If you are a new mom and just received a T-21 diagnosis, I hope the small amount of information I share will help you in some way. Every time I was looking for information on google, I would get bombarded with all the health problems associated with the diagnosis, the amount of work they would be, the life change I would need to make, the support groups that were offered, and the many many doctors visits I would need to have during my pregnancy. There were chat rooms with moms debating on having an amniocentesis done, to chat rooms with moms waiting for their diagnosis, to moms super excited they received a false positive and their baby was going to be completely “normal and perfect” ( as if my son isn’t).

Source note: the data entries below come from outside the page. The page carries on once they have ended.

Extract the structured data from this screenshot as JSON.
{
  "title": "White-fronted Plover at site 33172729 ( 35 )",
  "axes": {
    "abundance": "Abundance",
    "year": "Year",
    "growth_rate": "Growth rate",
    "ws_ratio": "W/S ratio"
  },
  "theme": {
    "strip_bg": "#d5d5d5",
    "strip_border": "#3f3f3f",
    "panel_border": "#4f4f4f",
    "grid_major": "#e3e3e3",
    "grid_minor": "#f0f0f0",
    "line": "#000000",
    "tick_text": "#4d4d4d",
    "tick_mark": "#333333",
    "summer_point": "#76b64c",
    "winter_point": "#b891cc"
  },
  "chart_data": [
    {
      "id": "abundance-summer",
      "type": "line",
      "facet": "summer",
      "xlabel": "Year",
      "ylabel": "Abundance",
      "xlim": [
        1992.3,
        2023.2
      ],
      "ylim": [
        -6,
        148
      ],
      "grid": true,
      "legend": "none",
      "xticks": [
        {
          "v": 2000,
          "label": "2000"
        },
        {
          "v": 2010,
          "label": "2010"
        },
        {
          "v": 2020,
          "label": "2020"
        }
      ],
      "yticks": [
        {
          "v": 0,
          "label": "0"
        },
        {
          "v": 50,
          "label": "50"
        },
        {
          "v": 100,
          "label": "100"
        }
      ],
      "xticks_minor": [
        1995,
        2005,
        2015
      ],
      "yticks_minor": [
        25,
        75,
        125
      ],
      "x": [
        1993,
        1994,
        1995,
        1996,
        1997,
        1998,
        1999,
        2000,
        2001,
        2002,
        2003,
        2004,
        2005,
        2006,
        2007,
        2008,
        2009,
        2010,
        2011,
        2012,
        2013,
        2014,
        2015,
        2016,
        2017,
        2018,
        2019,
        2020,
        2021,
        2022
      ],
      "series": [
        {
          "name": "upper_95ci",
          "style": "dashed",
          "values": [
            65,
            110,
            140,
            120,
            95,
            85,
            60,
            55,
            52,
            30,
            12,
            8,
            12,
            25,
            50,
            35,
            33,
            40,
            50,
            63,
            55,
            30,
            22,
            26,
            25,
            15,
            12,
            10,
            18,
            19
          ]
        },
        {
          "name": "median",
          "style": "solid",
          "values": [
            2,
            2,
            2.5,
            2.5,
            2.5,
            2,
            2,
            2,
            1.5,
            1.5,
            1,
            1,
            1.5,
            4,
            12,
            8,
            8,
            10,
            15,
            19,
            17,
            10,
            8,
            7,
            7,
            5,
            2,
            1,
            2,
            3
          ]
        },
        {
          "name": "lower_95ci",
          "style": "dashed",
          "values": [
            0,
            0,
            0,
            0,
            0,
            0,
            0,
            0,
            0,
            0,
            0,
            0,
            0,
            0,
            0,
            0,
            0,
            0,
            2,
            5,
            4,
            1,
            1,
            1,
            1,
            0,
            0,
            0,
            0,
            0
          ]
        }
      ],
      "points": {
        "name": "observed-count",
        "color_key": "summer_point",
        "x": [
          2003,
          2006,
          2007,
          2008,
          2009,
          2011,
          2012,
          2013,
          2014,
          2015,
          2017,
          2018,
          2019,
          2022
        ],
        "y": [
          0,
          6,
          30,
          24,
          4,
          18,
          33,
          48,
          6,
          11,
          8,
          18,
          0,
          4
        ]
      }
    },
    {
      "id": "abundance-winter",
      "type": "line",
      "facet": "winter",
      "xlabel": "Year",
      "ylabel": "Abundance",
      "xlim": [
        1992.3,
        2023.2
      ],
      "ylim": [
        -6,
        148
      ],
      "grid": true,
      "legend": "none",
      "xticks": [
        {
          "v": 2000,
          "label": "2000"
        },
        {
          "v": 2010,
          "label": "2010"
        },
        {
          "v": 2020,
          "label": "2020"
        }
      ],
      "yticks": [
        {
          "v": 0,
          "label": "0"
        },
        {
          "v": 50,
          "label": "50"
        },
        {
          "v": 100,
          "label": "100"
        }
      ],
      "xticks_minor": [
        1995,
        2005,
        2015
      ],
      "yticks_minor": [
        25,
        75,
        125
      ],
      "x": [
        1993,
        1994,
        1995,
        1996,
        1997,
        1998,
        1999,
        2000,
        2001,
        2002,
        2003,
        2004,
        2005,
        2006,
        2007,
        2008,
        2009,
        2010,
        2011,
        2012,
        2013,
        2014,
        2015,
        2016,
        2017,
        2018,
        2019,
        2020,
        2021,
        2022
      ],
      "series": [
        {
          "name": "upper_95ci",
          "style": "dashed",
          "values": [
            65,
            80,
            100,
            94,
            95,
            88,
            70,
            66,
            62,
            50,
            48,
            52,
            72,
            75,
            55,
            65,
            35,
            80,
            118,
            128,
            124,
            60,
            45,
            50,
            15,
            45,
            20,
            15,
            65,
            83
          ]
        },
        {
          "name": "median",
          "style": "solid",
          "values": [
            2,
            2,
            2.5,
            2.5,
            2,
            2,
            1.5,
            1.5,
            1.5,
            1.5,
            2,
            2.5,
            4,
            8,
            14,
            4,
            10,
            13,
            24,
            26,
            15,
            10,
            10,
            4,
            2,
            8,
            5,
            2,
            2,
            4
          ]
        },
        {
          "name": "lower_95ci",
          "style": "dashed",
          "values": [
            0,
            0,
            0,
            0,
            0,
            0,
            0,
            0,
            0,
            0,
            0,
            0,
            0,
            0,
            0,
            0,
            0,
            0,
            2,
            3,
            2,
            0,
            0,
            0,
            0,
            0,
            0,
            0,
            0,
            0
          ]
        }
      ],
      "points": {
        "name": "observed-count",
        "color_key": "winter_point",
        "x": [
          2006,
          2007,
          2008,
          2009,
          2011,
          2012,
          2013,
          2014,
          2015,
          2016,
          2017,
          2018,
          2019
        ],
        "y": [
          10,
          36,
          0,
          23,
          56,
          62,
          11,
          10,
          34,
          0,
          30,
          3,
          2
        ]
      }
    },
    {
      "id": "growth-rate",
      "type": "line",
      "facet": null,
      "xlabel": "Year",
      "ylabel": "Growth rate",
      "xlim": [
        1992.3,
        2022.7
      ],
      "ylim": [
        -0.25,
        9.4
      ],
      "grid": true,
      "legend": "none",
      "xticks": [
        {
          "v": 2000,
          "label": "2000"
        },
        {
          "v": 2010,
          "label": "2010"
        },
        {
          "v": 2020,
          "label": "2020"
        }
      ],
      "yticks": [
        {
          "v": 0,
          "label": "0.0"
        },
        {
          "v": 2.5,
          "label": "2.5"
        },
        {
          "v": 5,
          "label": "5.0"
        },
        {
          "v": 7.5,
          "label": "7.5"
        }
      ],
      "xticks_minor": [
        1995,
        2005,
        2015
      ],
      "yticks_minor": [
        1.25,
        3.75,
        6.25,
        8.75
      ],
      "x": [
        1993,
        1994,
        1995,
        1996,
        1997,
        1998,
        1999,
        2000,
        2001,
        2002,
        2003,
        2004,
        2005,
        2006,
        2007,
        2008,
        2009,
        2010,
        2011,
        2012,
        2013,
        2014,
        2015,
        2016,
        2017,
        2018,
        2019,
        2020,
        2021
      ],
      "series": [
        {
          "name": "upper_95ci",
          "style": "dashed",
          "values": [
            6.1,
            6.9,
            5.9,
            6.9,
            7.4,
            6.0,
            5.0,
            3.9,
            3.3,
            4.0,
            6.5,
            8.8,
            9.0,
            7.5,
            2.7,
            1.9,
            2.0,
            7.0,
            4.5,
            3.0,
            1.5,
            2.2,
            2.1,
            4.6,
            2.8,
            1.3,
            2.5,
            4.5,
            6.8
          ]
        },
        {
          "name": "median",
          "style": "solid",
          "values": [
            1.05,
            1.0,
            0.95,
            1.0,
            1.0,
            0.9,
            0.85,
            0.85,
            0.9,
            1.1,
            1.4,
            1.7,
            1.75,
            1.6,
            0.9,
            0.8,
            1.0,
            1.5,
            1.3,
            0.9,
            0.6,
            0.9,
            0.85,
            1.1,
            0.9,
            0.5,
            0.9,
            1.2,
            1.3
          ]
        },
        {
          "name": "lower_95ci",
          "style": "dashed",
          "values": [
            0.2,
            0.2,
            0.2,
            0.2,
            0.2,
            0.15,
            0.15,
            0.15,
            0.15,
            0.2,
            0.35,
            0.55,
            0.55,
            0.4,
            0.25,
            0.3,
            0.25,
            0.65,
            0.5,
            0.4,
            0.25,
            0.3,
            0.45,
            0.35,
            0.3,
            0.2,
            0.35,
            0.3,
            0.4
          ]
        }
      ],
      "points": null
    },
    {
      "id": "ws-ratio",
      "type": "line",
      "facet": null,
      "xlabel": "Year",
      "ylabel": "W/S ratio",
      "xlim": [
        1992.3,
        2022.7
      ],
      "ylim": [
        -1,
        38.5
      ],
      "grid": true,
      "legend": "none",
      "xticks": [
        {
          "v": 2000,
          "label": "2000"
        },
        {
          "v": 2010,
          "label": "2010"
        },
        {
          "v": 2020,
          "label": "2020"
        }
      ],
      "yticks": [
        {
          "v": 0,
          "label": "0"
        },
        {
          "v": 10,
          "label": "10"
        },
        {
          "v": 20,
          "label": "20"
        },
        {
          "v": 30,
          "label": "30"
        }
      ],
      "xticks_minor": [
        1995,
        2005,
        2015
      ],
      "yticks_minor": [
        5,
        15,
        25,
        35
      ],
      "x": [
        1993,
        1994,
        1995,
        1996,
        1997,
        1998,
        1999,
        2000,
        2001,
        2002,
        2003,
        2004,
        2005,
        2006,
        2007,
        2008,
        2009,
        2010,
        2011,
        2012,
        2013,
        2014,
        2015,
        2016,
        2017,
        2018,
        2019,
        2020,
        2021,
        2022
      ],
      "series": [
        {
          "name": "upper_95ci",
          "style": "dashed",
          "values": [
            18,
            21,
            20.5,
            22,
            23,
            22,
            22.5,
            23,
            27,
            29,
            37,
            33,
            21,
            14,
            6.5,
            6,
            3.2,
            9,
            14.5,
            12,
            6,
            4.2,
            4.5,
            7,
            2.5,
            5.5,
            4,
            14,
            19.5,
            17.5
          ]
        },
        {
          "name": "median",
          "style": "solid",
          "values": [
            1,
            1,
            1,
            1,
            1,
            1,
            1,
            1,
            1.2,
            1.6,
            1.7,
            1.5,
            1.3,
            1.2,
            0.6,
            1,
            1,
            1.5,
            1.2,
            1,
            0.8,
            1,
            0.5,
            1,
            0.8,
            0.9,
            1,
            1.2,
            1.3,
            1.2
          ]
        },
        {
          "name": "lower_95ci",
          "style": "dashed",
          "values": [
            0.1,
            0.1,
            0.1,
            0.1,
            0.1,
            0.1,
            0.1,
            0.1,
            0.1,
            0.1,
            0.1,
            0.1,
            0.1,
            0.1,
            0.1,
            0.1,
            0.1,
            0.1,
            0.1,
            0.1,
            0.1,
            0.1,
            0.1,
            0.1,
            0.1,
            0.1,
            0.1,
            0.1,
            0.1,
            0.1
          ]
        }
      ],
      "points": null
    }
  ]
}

Everything seemed so just plain sad and depressing! Ugh!! 


I’m here to tell you a different story. Not everyone has the same story I do. Some moms DO have an extremely difficult path with their child, but so far I have not. Our family has had nothing but joy, love and closeness since Grayson came into our world! I think his birth bonded our family in ways I can’t even describe. 


I’m no expert by far, BUT I am a woman who loves to share! No Down Side is me sharing. My experiences, my fears, my questions, my joys and my dreams for my son and our family.  If I can help just ONE woman ease her fear about having a child with Down Syndrome, and show her how amazing and blessed the child she is carrying, and how blessed she will be because of him/her, then mission accomplished! 


6 thoughts on “No Down Side….

  1. Michelle, Nurys shared this on Facebook. Although we are not Facebook friends (who cares!) it’s always so nice to see you. But more importantly, thank you for writing this. Anytime anyone of us shares our vulnerability and fears, it makes me feel like we are not alone. There is bravery in honesty. Keep being you!